Optimal Algorithms in Linear Regression under Covariate Shift: On the Importance of Precondition
Yuanshi Liu, Haihan Zhang, Qian Chen, Cong Fang
TL;DR
This work establishes an information-theoretic minimax optimality result for high-dimensional linear regression under covariate shift, showing that the minimax estimator is a linear preconditioned transform of the source-domain estimator with an efficiently computable preconditioner. It introduces a convex program to select the optimal preconditioner $\boldsymbol{A}$ and proves a matching upper bound, thereby characterizing the minimax rate. Beyond the lower bound, the authors analyze ASGD and SGD with momentum, providing instance-based conditions under which ASGD attains optimality in a broad class of target distributions via a preconditioning interpretation.
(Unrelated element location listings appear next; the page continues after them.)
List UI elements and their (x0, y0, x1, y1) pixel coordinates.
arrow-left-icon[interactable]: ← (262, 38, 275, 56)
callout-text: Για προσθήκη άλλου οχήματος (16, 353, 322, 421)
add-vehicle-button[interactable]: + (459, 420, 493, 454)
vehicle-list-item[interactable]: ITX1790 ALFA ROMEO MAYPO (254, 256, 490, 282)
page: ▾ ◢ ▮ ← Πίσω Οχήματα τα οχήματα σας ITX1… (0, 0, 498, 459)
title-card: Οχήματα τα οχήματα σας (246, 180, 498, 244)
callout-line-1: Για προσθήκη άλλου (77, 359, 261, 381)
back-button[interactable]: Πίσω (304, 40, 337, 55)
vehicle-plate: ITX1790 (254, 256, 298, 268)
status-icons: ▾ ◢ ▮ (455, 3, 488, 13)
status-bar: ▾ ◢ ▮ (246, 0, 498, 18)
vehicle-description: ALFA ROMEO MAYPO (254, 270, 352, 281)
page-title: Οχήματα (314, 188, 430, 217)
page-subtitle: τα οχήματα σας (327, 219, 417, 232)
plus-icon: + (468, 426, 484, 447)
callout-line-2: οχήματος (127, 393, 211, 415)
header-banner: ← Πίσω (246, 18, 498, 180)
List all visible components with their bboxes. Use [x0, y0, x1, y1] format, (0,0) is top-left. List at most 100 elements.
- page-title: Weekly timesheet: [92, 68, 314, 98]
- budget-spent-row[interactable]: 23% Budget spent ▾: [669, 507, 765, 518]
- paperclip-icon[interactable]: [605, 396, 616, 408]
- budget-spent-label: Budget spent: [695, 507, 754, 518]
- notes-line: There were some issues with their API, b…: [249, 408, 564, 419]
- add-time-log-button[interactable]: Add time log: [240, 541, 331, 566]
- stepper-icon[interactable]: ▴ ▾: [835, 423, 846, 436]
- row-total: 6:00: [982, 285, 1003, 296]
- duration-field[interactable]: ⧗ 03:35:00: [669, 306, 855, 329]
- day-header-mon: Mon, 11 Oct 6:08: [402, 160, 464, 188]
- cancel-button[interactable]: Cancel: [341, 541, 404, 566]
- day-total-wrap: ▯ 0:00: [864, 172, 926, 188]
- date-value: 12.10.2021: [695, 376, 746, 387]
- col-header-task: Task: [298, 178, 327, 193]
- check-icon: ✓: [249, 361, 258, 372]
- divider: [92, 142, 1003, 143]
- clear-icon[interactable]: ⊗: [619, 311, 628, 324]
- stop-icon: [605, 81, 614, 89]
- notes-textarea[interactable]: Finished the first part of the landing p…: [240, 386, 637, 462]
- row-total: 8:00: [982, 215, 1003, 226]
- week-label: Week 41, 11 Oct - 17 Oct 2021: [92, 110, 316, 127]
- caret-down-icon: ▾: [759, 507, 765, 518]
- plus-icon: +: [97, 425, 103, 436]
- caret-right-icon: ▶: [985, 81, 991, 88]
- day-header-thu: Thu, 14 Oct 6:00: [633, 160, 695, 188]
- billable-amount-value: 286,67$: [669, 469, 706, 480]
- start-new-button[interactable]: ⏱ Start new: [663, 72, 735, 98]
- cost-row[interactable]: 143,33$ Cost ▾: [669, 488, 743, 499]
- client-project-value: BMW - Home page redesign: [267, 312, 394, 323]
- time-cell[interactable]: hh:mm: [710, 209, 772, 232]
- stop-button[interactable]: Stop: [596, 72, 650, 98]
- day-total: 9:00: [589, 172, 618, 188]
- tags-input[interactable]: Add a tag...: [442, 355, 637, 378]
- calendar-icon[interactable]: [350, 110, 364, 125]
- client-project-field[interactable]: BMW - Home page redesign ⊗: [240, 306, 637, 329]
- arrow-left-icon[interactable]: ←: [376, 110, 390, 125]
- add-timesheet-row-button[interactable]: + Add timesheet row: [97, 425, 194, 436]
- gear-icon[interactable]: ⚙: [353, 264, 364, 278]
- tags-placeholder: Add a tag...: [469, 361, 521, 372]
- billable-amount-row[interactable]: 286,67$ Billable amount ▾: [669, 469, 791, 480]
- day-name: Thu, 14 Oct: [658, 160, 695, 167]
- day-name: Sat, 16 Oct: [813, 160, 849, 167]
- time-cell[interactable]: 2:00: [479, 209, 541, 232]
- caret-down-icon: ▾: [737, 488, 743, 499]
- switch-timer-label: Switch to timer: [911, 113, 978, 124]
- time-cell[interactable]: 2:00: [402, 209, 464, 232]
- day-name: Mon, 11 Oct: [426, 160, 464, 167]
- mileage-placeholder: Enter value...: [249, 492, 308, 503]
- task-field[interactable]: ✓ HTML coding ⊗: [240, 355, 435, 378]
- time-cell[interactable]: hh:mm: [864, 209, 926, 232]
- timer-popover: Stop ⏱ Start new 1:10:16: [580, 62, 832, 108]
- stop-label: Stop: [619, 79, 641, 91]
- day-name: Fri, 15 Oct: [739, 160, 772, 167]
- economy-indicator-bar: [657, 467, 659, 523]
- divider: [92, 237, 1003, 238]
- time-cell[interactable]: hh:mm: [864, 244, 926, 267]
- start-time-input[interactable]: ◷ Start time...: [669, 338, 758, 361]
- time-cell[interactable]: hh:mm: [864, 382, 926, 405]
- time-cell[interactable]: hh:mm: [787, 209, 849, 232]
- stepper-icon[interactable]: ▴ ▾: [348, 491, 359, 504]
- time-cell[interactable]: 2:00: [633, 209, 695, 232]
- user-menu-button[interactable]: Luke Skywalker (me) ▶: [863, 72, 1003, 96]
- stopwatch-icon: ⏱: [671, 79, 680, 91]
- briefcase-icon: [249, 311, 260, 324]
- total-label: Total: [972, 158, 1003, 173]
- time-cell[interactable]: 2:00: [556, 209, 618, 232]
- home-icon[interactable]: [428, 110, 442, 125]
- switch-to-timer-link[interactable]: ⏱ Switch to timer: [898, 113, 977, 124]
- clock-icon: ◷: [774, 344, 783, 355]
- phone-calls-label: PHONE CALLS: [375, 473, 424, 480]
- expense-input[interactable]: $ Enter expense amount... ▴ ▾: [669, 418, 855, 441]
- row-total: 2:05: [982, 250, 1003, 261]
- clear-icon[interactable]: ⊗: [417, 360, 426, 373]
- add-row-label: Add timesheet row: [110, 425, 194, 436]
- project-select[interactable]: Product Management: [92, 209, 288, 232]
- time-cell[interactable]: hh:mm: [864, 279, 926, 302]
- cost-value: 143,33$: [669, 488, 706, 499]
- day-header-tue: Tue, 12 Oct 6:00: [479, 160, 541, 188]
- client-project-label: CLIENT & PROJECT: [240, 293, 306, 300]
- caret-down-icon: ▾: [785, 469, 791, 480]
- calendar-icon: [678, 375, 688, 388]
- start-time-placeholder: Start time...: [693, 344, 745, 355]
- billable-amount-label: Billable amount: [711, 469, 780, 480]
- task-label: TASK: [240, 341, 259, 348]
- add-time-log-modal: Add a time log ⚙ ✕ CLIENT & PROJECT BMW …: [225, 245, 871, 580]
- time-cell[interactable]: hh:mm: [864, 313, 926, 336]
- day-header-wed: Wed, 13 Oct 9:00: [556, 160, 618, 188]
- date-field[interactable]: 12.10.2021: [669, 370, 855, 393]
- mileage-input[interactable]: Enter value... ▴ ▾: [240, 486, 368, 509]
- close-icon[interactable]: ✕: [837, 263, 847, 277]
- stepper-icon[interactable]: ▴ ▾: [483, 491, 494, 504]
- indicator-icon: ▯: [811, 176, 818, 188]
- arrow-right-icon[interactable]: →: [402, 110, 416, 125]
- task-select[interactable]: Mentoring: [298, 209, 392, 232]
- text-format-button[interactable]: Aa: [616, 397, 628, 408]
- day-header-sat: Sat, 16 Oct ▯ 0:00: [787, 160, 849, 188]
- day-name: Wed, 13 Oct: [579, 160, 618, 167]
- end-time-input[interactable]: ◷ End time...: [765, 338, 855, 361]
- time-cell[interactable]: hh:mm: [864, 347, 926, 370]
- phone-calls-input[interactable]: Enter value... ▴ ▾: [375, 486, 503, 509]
The study also uncovers emergent phenomena in learning curves under covariate shift and discusses practical implications for designing preconditioned optimization methods in covariate-shift settings.
Abstract
A common pursuit in modern statistical learning is to attain satisfactory generalization out of the source data distribution (OOD). In theory, the challenge remains unsolved even under the canonical setting of covariate shift for the linear model. This paper studies the foundational (high-dimensional) linear regression where the ground truth variables are confined to an ellipse-shape constraint and addresses two fundamental questions in this regime: (i) given the target covariate matrix, what is the min-max \emph{optimal} algorithm under covariate shift? (ii) for what kinds of target classes, the commonly-used SGD-type algorithms achieve optimality? Our analysis starts with establishing a tight lower generalization bound via a Bayesian Cramer-Rao inequality. For (i), we prove that the optimal estimator can be simply a certain linear transformation of the best estimator for the source distribution. Given the source and target matrices, we show that the transformation can be efficiently computed via a convex program. The min-max optimal analysis for SGD leverages the idea that we recognize both the accumulated updates of the applied algorithms and the ideal transformation as preconditions on the learning variables. We provide sufficient conditions when SGD with its acceleration variants attain optimality.